All right. This has been bothering me:

If you'd asked me whether a yellow shirt clashes with brown pants, or how to fix a leaky faucet, or how a carbuerator works, or how to cook a chicken, I probably would have just stared at you blankly, like you'd just asked me to locate the mythical "clitoris" on a woman's body (as if that area really exists).

But ask me about a cartoon that appeared for a short time on the Fox network, and all of a sudden I'm Mr. Britannica. Ask me about the lyrics to a 1980s rap song, and I'm gloating to Alex Trebeck about that poor, slow-witted Ken Jennings boy. Ask me to whom is Chandler Bing's TV Guide delivered on Friends (Miss Chanandler Bong), and I'm bending I-beams with the power of my mind.

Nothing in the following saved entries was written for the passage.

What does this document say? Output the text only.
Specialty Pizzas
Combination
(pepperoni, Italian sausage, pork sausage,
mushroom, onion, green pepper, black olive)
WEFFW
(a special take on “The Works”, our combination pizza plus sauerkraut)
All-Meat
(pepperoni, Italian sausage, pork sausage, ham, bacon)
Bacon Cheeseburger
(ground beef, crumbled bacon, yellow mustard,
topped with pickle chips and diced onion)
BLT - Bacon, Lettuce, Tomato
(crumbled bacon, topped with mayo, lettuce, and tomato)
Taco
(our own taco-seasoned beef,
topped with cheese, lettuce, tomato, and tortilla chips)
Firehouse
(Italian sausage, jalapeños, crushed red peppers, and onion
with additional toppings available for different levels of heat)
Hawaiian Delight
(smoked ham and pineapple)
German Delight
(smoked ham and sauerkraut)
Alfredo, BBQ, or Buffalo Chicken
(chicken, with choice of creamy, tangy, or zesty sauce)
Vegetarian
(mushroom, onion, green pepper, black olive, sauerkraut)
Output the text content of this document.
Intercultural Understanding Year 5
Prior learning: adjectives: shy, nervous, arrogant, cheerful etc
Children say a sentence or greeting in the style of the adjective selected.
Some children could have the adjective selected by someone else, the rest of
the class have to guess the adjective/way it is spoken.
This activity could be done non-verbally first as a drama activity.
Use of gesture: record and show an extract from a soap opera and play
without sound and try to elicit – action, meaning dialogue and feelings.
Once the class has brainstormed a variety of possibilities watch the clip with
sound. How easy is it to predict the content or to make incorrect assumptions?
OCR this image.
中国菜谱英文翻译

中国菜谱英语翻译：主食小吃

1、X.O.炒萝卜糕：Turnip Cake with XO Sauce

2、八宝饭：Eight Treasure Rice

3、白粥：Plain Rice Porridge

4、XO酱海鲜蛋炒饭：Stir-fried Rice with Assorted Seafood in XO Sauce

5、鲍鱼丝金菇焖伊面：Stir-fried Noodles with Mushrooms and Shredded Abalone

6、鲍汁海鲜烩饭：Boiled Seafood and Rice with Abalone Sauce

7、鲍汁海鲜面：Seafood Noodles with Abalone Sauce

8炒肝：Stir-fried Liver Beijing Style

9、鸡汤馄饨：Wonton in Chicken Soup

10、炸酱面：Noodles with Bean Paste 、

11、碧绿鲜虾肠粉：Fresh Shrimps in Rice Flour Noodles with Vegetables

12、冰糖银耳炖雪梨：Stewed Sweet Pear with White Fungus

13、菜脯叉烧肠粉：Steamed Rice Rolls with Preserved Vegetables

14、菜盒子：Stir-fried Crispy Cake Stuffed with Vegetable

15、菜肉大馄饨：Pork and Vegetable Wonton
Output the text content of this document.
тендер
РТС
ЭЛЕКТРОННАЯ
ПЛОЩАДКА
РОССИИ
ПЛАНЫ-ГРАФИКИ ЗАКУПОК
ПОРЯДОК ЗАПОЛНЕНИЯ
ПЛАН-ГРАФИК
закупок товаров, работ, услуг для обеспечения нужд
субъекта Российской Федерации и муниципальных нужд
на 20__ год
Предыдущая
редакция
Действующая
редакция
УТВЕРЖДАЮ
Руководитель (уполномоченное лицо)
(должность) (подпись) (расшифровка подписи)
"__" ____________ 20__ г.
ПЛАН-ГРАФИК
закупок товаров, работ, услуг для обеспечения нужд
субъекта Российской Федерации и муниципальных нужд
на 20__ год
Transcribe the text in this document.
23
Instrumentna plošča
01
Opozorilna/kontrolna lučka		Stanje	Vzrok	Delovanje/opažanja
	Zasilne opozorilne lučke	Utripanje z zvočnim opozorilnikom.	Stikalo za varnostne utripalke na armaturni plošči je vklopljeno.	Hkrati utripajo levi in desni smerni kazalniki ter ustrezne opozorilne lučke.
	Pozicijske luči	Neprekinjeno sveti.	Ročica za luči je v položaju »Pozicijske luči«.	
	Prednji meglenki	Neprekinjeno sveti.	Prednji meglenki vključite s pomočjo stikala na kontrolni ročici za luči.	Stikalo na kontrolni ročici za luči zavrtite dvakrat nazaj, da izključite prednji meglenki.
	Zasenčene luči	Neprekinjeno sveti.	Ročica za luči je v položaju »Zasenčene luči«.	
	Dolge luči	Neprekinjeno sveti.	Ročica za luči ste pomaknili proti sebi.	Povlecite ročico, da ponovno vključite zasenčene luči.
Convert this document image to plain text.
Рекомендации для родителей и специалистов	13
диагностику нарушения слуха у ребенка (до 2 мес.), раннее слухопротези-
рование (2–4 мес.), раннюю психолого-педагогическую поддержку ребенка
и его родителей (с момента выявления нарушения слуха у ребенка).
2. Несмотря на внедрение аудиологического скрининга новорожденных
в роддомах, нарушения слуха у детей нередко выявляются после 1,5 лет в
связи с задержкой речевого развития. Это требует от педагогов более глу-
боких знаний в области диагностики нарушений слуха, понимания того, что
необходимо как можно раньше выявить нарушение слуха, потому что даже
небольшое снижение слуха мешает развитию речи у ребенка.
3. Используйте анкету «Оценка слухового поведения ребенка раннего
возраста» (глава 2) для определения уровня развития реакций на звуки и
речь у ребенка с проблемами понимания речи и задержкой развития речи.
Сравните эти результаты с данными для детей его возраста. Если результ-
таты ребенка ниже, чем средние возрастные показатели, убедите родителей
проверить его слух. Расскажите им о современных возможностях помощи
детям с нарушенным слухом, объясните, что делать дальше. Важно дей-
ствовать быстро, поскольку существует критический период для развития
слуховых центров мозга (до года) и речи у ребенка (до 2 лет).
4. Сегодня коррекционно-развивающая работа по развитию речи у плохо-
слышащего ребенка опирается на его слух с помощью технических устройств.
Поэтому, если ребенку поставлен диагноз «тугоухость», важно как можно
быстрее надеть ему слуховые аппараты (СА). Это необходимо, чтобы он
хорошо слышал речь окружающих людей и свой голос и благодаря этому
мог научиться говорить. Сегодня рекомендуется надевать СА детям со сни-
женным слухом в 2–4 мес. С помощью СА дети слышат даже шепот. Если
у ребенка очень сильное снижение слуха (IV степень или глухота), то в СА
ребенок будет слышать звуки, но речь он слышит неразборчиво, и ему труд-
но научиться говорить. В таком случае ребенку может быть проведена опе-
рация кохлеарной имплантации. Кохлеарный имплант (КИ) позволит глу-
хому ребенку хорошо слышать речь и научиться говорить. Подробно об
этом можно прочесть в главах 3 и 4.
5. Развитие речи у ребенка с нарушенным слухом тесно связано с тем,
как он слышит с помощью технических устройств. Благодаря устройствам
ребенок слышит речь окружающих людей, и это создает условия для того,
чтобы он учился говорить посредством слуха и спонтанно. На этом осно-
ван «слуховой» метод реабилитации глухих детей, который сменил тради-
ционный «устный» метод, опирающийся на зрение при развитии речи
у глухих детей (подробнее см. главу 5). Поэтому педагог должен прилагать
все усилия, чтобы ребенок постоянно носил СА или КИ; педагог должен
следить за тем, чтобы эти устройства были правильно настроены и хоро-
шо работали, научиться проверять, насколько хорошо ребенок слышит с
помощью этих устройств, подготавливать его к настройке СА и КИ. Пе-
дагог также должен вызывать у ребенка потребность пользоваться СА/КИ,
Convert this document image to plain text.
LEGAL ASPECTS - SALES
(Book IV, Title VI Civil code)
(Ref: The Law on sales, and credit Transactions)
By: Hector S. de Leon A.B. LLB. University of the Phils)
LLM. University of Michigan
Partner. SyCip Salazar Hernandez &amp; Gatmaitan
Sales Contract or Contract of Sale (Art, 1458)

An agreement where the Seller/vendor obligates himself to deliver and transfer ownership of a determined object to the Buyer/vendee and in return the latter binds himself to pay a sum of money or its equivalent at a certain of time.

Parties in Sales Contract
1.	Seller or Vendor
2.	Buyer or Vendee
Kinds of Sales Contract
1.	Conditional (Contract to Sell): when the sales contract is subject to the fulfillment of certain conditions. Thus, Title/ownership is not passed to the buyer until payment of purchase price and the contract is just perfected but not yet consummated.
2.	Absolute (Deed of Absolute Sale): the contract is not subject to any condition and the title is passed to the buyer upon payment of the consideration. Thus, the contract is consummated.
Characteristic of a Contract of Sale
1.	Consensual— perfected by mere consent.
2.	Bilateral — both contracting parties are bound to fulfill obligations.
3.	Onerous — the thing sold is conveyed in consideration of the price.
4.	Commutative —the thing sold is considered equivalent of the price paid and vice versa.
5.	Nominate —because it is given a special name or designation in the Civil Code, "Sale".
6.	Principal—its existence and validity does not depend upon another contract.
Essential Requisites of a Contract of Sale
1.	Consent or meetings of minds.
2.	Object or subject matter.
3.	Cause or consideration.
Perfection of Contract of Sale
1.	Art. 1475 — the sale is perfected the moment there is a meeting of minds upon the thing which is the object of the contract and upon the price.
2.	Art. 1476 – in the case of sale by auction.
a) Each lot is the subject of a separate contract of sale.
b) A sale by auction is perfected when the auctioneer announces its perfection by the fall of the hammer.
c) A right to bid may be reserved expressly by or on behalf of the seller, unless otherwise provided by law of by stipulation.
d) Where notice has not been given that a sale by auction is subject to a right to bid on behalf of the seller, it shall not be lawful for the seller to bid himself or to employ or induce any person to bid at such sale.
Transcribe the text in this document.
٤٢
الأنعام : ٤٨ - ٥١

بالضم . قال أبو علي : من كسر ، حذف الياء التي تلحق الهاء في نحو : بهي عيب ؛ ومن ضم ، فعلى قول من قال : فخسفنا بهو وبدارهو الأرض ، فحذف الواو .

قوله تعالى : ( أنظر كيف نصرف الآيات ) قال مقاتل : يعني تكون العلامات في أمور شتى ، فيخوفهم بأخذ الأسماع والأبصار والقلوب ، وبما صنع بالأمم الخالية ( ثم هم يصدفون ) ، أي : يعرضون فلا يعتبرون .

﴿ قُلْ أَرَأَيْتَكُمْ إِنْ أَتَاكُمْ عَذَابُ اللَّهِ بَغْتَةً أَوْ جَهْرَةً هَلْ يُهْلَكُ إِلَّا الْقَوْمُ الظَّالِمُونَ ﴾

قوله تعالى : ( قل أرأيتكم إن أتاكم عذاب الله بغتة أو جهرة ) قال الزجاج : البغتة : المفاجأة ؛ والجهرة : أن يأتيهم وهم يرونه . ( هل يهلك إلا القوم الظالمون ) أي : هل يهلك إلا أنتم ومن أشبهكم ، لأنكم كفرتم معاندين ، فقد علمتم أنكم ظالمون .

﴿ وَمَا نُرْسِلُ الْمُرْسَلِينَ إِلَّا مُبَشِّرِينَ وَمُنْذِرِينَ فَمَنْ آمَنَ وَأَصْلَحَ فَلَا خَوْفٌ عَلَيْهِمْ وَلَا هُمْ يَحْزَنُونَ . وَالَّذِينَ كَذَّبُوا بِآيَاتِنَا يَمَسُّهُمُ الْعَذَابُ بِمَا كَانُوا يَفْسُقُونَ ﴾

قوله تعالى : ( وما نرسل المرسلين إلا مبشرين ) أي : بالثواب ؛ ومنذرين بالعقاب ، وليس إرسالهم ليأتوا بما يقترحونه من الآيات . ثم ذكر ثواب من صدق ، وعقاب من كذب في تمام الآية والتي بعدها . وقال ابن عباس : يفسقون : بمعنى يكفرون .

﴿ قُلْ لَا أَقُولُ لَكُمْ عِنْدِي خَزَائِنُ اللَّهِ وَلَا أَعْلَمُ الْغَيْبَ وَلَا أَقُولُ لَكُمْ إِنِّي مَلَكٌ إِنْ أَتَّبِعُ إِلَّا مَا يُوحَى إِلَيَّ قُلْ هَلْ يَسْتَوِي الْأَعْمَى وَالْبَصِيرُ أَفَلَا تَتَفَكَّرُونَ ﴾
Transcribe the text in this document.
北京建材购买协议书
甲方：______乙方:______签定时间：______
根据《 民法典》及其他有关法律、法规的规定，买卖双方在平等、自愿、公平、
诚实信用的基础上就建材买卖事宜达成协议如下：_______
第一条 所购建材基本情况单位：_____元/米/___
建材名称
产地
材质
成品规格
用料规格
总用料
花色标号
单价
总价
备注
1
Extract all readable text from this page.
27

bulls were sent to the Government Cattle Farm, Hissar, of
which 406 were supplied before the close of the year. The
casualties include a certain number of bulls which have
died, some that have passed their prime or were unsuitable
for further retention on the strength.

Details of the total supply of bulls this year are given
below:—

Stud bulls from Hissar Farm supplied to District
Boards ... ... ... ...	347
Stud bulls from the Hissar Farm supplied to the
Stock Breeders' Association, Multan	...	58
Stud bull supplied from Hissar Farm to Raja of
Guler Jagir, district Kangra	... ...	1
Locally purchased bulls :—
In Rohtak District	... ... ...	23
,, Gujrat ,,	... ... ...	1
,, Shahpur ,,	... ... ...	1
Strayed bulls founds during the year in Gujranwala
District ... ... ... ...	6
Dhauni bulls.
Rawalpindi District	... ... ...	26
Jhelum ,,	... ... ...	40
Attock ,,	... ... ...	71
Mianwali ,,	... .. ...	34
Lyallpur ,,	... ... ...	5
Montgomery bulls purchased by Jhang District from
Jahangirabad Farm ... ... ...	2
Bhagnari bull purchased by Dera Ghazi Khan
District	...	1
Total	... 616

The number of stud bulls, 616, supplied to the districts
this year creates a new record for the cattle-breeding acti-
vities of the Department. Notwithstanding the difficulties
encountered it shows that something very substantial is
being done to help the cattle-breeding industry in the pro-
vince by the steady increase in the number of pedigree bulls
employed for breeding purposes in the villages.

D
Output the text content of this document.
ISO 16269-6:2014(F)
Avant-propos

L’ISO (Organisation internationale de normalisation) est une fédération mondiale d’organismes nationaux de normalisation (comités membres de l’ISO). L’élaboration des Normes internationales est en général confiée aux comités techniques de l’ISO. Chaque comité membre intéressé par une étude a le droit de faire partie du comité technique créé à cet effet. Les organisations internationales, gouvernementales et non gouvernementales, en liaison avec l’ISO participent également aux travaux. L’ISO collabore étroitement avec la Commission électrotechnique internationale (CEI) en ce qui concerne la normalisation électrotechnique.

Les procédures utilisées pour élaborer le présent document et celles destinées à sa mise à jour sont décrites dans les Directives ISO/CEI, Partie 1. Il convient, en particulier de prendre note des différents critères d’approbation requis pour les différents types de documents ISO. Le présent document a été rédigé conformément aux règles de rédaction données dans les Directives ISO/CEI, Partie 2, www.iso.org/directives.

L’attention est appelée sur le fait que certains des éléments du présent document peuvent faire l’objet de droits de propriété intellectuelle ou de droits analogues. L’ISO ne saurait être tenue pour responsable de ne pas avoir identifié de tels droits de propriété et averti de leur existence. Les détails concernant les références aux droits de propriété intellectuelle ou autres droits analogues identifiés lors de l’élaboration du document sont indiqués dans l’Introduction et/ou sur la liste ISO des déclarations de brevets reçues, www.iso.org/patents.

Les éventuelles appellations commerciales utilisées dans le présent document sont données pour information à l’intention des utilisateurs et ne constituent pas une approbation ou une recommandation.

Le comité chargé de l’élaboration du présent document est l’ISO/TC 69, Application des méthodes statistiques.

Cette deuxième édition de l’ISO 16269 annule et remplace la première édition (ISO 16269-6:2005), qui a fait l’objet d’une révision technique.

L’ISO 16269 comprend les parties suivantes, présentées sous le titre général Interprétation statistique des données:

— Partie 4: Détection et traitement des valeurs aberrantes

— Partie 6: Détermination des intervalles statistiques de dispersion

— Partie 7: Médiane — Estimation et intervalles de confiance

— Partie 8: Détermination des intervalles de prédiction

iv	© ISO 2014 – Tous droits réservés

"Would you mind making some meat sauce for our spaghetti tonight?"
Response: [crickets chirp]

"Why did the QB get sacked on that play?"
Response: [can't get me to shut up about blitz packages, blocking techniques, etc.]

We've all got our wheelhouses -- subjects about which we know more than the average person, areas in which we appear smarter than the average bear. But what does it mean when my wheelhouse a) has no practical applicability; b) is totally uninteresting to other people; and c) when I share it with other people, they are less likely to be impressed than to suddenly "remember" that they have to be somewhere else right at that moment?

-The Comish (sic)

5:10 PM  
Anonymous Dread Pirate said...

Gore has appeared on several Futurama episodes as a floating head. One of his kids/relatives writes for the show thus his tendency to appear on it.

Futurama was in many ways better than the Simpsons although not as popular - it did find a nice following on Cartoon Network however its production price limited its ability to be resurected from cancellation.

By the by - Bulworth was much better than The One.